Mayer and Levine(l) described a reaction step in the lysis of sheep erythrocytes by antibody and complement which follows the action of all of the complement components on erythrocytes sensitized with antibody and takes place in the absence of these components from the fluid phase. They called this reaction step the terminal transformation and referred to erythrocytes which have reacted with antibody and all the complement components, but which have not yet lysed, as E∗. They also observed that an increase in the NaCl concentration in the medium from 0.143 m to 0.19 m does not affect the reaction.

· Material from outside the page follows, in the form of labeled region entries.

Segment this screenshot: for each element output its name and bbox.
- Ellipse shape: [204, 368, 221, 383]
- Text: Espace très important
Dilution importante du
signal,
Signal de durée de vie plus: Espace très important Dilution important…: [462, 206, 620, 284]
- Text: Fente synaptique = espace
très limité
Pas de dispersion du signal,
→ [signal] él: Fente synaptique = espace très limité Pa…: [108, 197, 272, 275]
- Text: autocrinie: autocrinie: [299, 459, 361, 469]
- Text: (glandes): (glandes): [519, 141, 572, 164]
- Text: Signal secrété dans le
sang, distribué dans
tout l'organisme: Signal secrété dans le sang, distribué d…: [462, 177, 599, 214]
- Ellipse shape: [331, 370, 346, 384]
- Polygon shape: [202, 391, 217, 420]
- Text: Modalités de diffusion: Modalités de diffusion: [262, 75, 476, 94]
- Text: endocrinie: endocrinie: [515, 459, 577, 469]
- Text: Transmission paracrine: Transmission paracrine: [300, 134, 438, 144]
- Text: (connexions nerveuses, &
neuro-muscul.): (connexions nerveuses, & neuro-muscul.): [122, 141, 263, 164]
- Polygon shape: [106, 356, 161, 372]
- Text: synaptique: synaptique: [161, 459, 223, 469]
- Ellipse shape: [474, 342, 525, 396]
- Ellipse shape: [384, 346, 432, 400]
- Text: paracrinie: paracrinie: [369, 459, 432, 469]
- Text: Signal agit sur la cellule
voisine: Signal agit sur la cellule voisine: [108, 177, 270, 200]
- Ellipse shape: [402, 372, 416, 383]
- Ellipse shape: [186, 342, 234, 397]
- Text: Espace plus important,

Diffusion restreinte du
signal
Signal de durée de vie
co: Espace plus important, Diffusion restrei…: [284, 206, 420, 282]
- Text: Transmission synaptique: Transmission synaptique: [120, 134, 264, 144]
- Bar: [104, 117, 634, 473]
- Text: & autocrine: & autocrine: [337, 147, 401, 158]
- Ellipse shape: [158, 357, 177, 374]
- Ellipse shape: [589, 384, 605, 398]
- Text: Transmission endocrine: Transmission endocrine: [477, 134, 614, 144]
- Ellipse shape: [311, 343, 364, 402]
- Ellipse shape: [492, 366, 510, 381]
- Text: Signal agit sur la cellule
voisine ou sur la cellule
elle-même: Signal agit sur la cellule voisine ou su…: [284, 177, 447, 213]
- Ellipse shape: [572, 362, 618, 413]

In several recent studies(2-4) on the effect of ionic strength (I) on immune hemolysis and on some of the individual reaction steps which comprise this process, the ionic strength of the reaction medium has been varied over a wide range while maintaining constant osmolarity by substituting K₂SO₄, or uncharged substances such as sucrose, mannitol or inositol for the NaCl usually employed. None of these investigators, however, appears to have studied the possibility that these changes might also affect the terminal transformation. The present communication records an experiment which shows that this step in immune hemolysis is markedly inhibited in buffers of low ionic strength and that the degree of inhibition depends on the nature of the substance used as a substitute for NaCl.

A veronal-buffered NaCl solution (I = 0.147) was prepared according to the “Alternative Procedure” of Kabat and Mayer (5), except that bivalent cations were omitted. Veronal-buffered solutions of glucose, mannitol and sucrose∗ (each 0.284 m) were prepared by dissolving appropriate amounts of these substances and 1.019 g/1 of sodium 5,5'-diethylbarbiturate in water and adjusting to pH 7.4-7.5 by addition of n HC1 before adjusting to volume.